The BSO recently released the first four in a new series of recordings made in live performances in Symphony Hall, including Mahler’s Sixth Symphony, Ravel’s Daphnis et Chloë, William Bolcom’s new Eighth Symphony, and the Brahms German Requiem.
Lang Lang, Piano
Twenty-six-year-old pianist Lang Lang makes his debut with the MET Orchestra at tonight’s performance. He has played sold-out recitals and concerts in every major city in the world, and is the first Chinese pianist to be engaged by the Berliner Philharmoniker, the Vienna Philharmonic, and many of the top American orchestras.
Starting with the current season, Lang Lang is focusing on education and outreach programs for the involvement of children in music with residencies in six cities—Chicago, Toronto, San Francisco, London, Rome, and Stockholm. He also gives master classes regularly throughout the world including at Juilliard, the Curtis Institute of Music, Manhattan School of Music, and Hannover Conservatory, as well as at the top conservatories of China. His numerous educational and outreach events are organized in cooperation with the Lang Lang International Music Foundation launched last year to support young talent and develop new audiences worldwide.
In 2008, over five billion people viewed Lang Lang’s performance in the Opening Ceremonies of the Beijing Olympics, and tens of thousands of people enjoyed his performances in open-air concerts throughout the world. He also appeared with jazz pianist Herbie Hancock at the 50th Grammy Awards in a performance that was broadcast live to 45 million viewers worldwide.
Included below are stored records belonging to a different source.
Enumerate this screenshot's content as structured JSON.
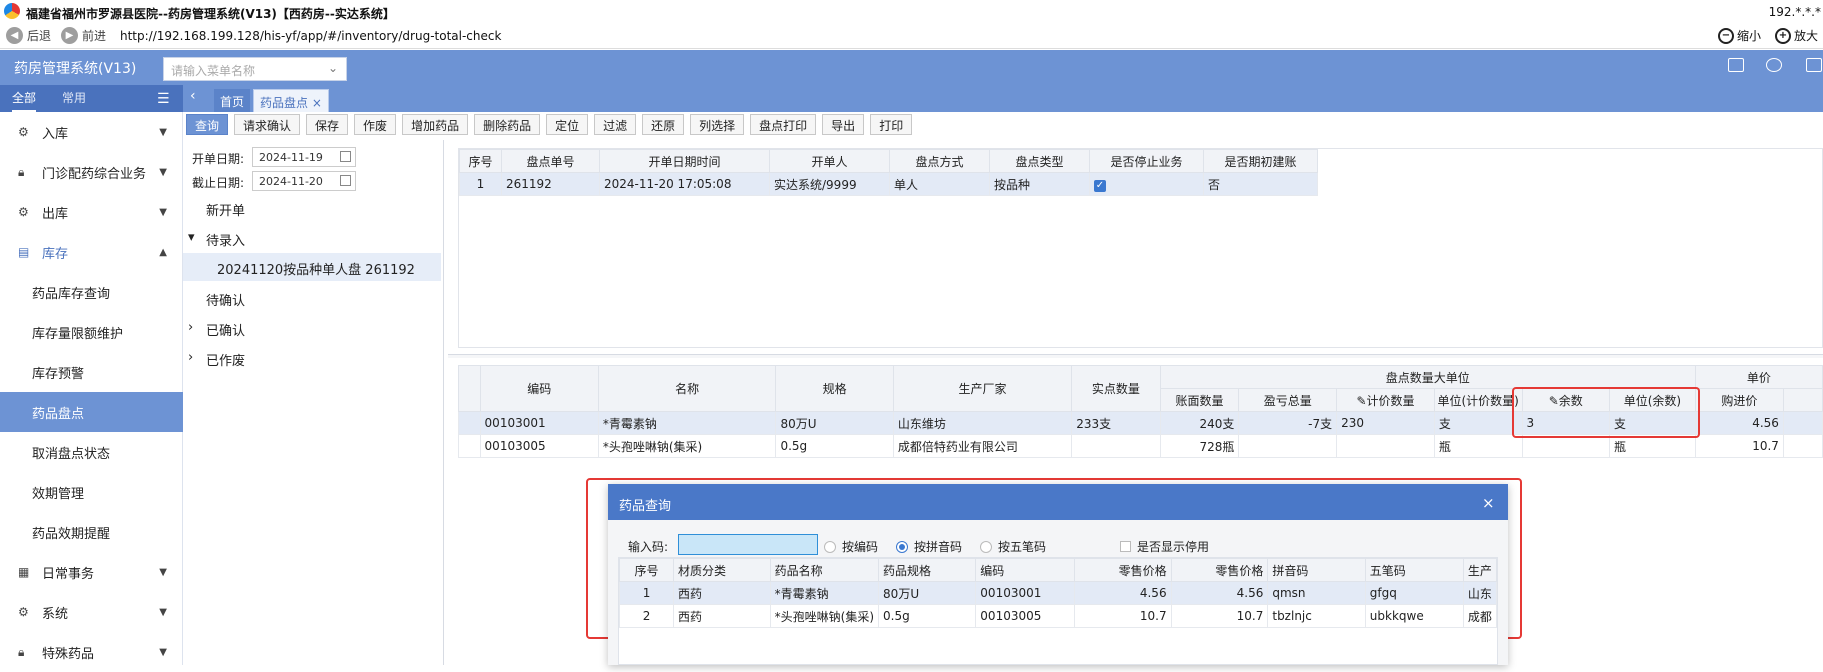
{
  "window": {
    "title": "福建省福州市罗源县医院--药房管理系统(V13)【西药房--实达系统】",
    "ip_partial": "192.*.*.*"
  },
  "browser": {
    "back_label": "后退",
    "forward_label": "前进",
    "url": "http://192.168.199.128/his-yf/app/#/inventory/drug-total-check",
    "zoom_out_label": "缩小",
    "zoom_in_label": "放大"
  },
  "app": {
    "name": "药房管理系统(V13)",
    "menu_search_placeholder": "请输入菜单名称",
    "side_tabs": [
      "全部",
      "常用"
    ],
    "page_tabs": {
      "home": "首页",
      "current": "药品盘点"
    }
  },
  "sidebar": {
    "items": [
      {
        "label": "入库",
        "icon": "gear-icon"
      },
      {
        "label": "门诊配药综合业务",
        "icon": "lock-icon"
      },
      {
        "label": "出库",
        "icon": "gear-icon"
      },
      {
        "label": "库存",
        "icon": "box-icon"
      }
    ],
    "sub_items": [
      "药品库存查询",
      "库存量限额维护",
      "库存预警",
      "药品盘点",
      "取消盘点状态",
      "效期管理",
      "药品效期提醒"
    ],
    "items_after": [
      {
        "label": "日常事务",
        "icon": "calendar-icon"
      },
      {
        "label": "系统",
        "icon": "gear-icon"
      },
      {
        "label": "特殊药品",
        "icon": "lock-icon"
      }
    ]
  },
  "toolbar": [
    "查询",
    "请求确认",
    "保存",
    "作废",
    "增加药品",
    "删除药品",
    "定位",
    "过滤",
    "还原",
    "列选择",
    "盘点打印",
    "导出",
    "打印"
  ],
  "filters": {
    "start_label": "开单日期:",
    "start_value": "2024-11-19",
    "end_label": "截止日期:",
    "end_value": "2024-11-20"
  },
  "tree": {
    "new": "新开单",
    "pending_entry": "待录入",
    "pending_child": "20241120按品种单人盘 261192",
    "pending_confirm": "待确认",
    "confirmed": "已确认",
    "voided": "已作废"
  },
  "top_table": {
    "headers": [
      "序号",
      "盘点单号",
      "开单日期时间",
      "开单人",
      "盘点方式",
      "盘点类型",
      "是否停止业务",
      "是否期初建账"
    ],
    "rows": [
      [
        "1",
        "261192",
        "2024-11-20 17:05:08",
        "实达系统/9999",
        "单人",
        "按品种",
        "✓",
        "否"
      ]
    ]
  },
  "detail_table": {
    "group_header": "盘点数量大单位",
    "right_group_header": "单价",
    "headers": [
      "编码",
      "名称",
      "规格",
      "生产厂家",
      "实点数量",
      "账面数量",
      "盈亏总量",
      "计价数量",
      "单位(计价数量)",
      "余数",
      "单位(余数)",
      "购进价"
    ],
    "rows": [
      [
        "00103001",
        "*青霉素钠",
        "80万U",
        "山东维坊",
        "233支",
        "240支",
        "-7支",
        "230",
        "支",
        "3",
        "支",
        "4.56"
      ],
      [
        "00103005",
        "*头孢唑啉钠(集采)",
        "0.5g",
        "成都倍特药业有限公司",
        "",
        "728瓶",
        "",
        "",
        "瓶",
        "",
        "瓶",
        "10.7"
      ]
    ]
  },
  "modal": {
    "title": "药品查询",
    "input_label": "输入码:",
    "options": [
      "按编码",
      "按拼音码",
      "按五笔码"
    ],
    "selected_option": "按拼音码",
    "show_disabled_label": "是否显示停用",
    "headers": [
      "序号",
      "材质分类",
      "药品名称",
      "药品规格",
      "编码",
      "零售价格",
      "零售价格",
      "拼音码",
      "五笔码",
      "生产"
    ],
    "rows": [
      [
        "1",
        "西药",
        "*青霉素钠",
        "80万U",
        "00103001",
        "4.56",
        "4.56",
        "qmsn",
        "gfgq",
        "山东"
      ],
      [
        "2",
        "西药",
        "*头孢唑啉钠(集采)",
        "0.5g",
        "00103005",
        "10.7",
        "10.7",
        "tbzlnjc",
        "ubkkqwe",
        "成都"
      ]
    ]
  }
}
Lang Lang began playing piano at the age of three and within two years was the winner of the Shenyang competition and gave his first public recital. He entered Beijing’s Central Music Conservatory at age nine, received first prize at the Tchaikovsky International Young Musicians Competition, and played the complete Chopin Études at the Beijing Concert Hall at age 13. He was appointed International Goodwill Ambassador for UNICEF in 2004, is Chairman of the Montblanc de la Culture Arts Patronage Award Project, and serves on the Weill Music Institute Advisory Committee as part of Carnegie Hall’s educational program.
Lang Lang records exclusively for Deutsche Grammophon / Universal, and every CD he has made has entered the top classical charts as well as many pop charts around the globe. He received The Recording Academy’s 2007 Presidential Merit Award, was named the Academy’s 2008 Grammy Cultural Ambassador to China, and is the first Ambassador of the YouTube Symphony Orchestra.